SECCOMP and system calls filtering

The system calls that are allowed in main.c are: rt_sigreturn, exit, exit_group, read on file descriptor 0 (i.e. stdin), write on file descriptor 1 (i.e. stdout), brk, mmap (with the restriction of non-executable pages, i.e. PROT_EXEC is forbidden), and munmap.

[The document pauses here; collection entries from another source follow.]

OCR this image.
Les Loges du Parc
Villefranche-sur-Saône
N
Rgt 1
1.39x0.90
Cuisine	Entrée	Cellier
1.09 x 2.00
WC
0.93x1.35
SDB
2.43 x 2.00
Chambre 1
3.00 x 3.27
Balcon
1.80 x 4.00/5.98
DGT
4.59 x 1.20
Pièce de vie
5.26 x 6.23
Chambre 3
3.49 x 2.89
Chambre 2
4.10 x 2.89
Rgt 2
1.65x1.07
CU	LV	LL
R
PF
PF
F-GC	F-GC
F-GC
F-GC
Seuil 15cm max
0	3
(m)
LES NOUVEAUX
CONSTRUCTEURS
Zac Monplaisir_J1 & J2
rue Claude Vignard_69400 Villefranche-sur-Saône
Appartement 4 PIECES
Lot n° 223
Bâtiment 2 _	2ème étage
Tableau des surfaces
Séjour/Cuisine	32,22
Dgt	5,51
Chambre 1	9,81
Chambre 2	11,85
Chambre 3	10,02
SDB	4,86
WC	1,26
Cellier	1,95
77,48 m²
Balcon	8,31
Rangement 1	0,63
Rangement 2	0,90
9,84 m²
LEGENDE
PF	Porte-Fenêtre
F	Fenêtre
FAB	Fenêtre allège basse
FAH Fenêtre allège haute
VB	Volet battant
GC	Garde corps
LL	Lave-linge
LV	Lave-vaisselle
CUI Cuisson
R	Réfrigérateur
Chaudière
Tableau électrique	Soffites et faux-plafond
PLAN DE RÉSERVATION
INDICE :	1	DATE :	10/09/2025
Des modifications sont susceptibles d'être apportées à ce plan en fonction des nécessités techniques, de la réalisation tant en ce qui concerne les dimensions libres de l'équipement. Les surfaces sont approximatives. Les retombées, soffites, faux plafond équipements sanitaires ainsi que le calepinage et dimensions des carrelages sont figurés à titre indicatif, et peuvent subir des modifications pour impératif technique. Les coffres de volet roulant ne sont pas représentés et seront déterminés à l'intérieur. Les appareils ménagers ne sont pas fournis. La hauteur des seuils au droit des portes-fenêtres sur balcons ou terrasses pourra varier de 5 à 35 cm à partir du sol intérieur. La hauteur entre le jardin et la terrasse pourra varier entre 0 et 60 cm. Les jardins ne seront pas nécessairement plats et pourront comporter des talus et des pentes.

Any system call not conforming to this list will induce a SIGSYS or SIGSEGV immediately killing the process.

For debugging purposes to check if your binary is compliant and if not why, you can use the strace utility (it should be packaged on most Linux distros) that logs all the system calls. For instance, on the reference implementation compiled with the default options (i.e. with active SECCOMP):

$ strace ./dECDSA < test_hash | xxd -ps -c 128 -u
execve("./dECDSA", ["./dECDSA"], 0x7fff8395d930 /* 58 vars */) = 0
brk(NULL)                               = 0x55b01e8f1000
mmap(NULL, 8192, PROT_READ|PROT_WRITE, MAP_PRIVATE|MAP_ANONYMOUS, -1, 0) = 0x7fb9917ec000
...
brk(NULL)                               = 0x55b01e8f1000
brk(0x55b01e912000)                     = 0x55b01e912000
prctl(PR_SET_NO_NEW_PRIVS, 1, 0, 0, 0)  = 0
seccomp(SECCOMP_SET_MODE_FILTER, 0, 0x55b01e8f3040) = 0
read(0, 0x7fff0f457270, 32)             = 32
write(1, 0x7fff0f457290, 64)            = 64
read(0, "", 32)                         = 0
exit_group(0)                           = ?
+++ exited with 0 +++
8007ABC1CD96650531BD8039893E8CF549A52D26E2A8A0E4700087523A7156A4AA0A7464CCA7BB14EB75FDC829034CFE82E5C47EE30E07B17B75F387ECBB7168

As one can see, everything went fine since the program exited with 0 and the expected output is indeed printed on the console. On the same implementation where we add a printf("[+] Hello from ECDSA_256_sign\n"); at the very beginning of the ECDSA_256_sign function, we get:

$ strace ./dECDSA < test_hash | xxd -ps -c 128 -u
execve("./dECDSA", ["./dECDSA"], 0x7fff781d34f0 /* 58 vars */) = 0
brk(NULL)                               = 0x562914847000
mmap(NULL, 8192, PROT_READ|PROT_WRITE, MAP_PRIVATE|MAP_ANONYMOUS, -1, 0) = 0x7f607ba64000
...
read(0, 0x7ffe21400340, 32)             = 32
newfstatat(1, 0x7f889a0d5bd5, 0x7ffe214000c0, AT_EMPTY_PATH) = 262
+++ killed by SIGSYS +++

Note the killed by SIGSYS confirming that the process was indeed killed because of SECCOMP. This is due in this case to the usage of the newfstatat system call by the libc in the underlying printf implementation.

If you want to locally reproduce the excat compilation process with SECCOMP that will take place on the server, you can look at the submission server repository and how to locally deploy it.